I've never seen the term 'normal' being used in the way of the OP. A semigroup $S$ (written multiplicatively) with the property that $xS = Sx$ for all $x \in S$ is commonly called either duo or normalizing (see also this answer). Cancellative, non-commutative examples abound 'in nature'. Here is a short list:
Any group (either commutative or not) is a cancellative, duo semigroup.
If $(G, \preceq)$ is a totally ordered group (either commutative or not) with identity element $1_G$, then $G^+ := \{x \in G \colon 1_G \prec x\}$ is a cancellative, duo subsemigroup of $G$. For the duoness part, it suffices to note that, for all $a, b \in G^+$, we have $1_G = aa^{-1} \prec aba^{-1} \in G^+$ and, in a similar way, $a^{-1}ba \in G^+$. (This example is already mentioned by user46855 in their answer.)
The multiplicative monoid $R^\bullet$ of the non-zero elements of a left (or right) discrete valutation domain $R$ is a strongly Archimedean, cancellative, duo semigroup ('strongly Archimedean' means that, for every $a \in R^\bullet$, there exists an integer $n \ge 1$ such that any product of any $n$ non-zero non-units of $R$ is divisible by $a$ in $R^\bullet$).
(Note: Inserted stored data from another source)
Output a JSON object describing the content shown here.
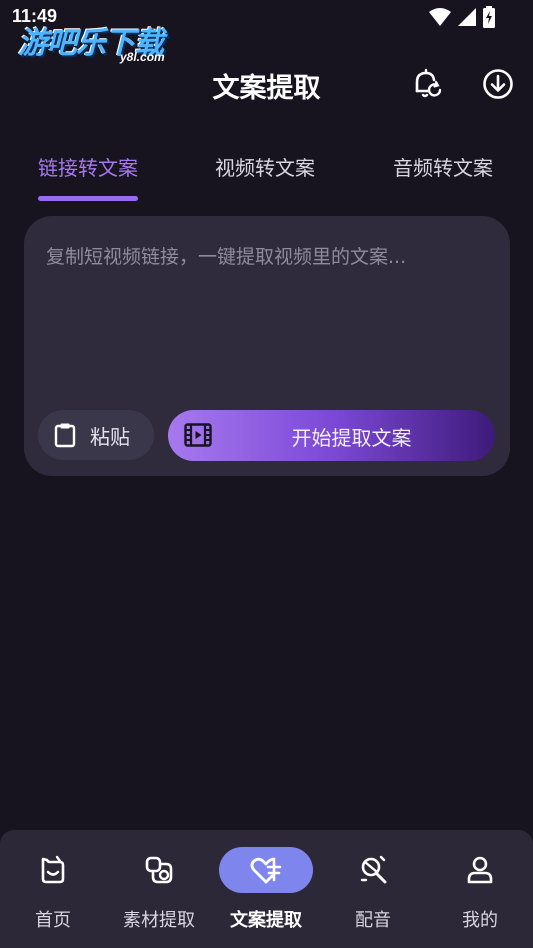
{
  "status_bar": {
    "time": "11:49",
    "icons": [
      "wifi-icon",
      "signal-icon",
      "battery-icon"
    ]
  },
  "watermark": {
    "main_text": "游吧乐下载",
    "sub_text": "y8l.com"
  },
  "header": {
    "title": "文案提取",
    "icons": [
      "bell-refresh-icon",
      "download-icon"
    ]
  },
  "tabs": [
    {
      "label": "链接转文案",
      "active": true
    },
    {
      "label": "视频转文案",
      "active": false
    },
    {
      "label": "音频转文案",
      "active": false
    }
  ],
  "input_card": {
    "placeholder": "复制短视频链接，一键提取视频里的文案...",
    "paste_label": "粘贴",
    "extract_label": "开始提取文案"
  },
  "bottom_nav": [
    {
      "label": "首页",
      "icon": "home-icon",
      "active": false
    },
    {
      "label": "素材提取",
      "icon": "material-icon",
      "active": false
    },
    {
      "label": "文案提取",
      "icon": "text-extract-icon",
      "active": true
    },
    {
      "label": "配音",
      "icon": "microphone-icon",
      "active": false
    },
    {
      "label": "我的",
      "icon": "user-icon",
      "active": false
    }
  ],
  "colors": {
    "background": "#17141f",
    "accent": "#a678f2",
    "card": "#2f2b3d",
    "nav_active": "#7e86ee"
  }
}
One special case is given by the ring of formal power series in one variable $x$ over a skew field $D$, with multiplication twisted by a ring automorphism $\sigma$ of $D$ in such a way that $ax = x\sigma(a)$ for every $a \in D$; see Exercise 19.7 in the 2003 edition of Lam's Exercises in Classical Ring Theory. (This example is also already mentioned by user46855 in their answer.)
Any direct product of cancellative, duo semigroups is itself cancellative and duo, and it is commutative if and only if each factor in the direct product is (cf. Anton Klyachko's answer).
$G\times\{1,2,3,\dots\}$, where $G$ is a nonabelian group.
positive cone of (nonabelian) totally ordered groups (like the multiplicative group in Hilbert's ordered skew field to show that Pappus theorem is not provable in ordered affine geometry). More examples are given by skew polinomial (and formal power series) rings with respect to a (nonidentity) automorphism of the base (skew) field of coefficients. See also Cohn, free rings and their relations, and the more modern version, Free Ideal Rings and Localization in General Rings (especially section 0.7 and final notes to chapter 0).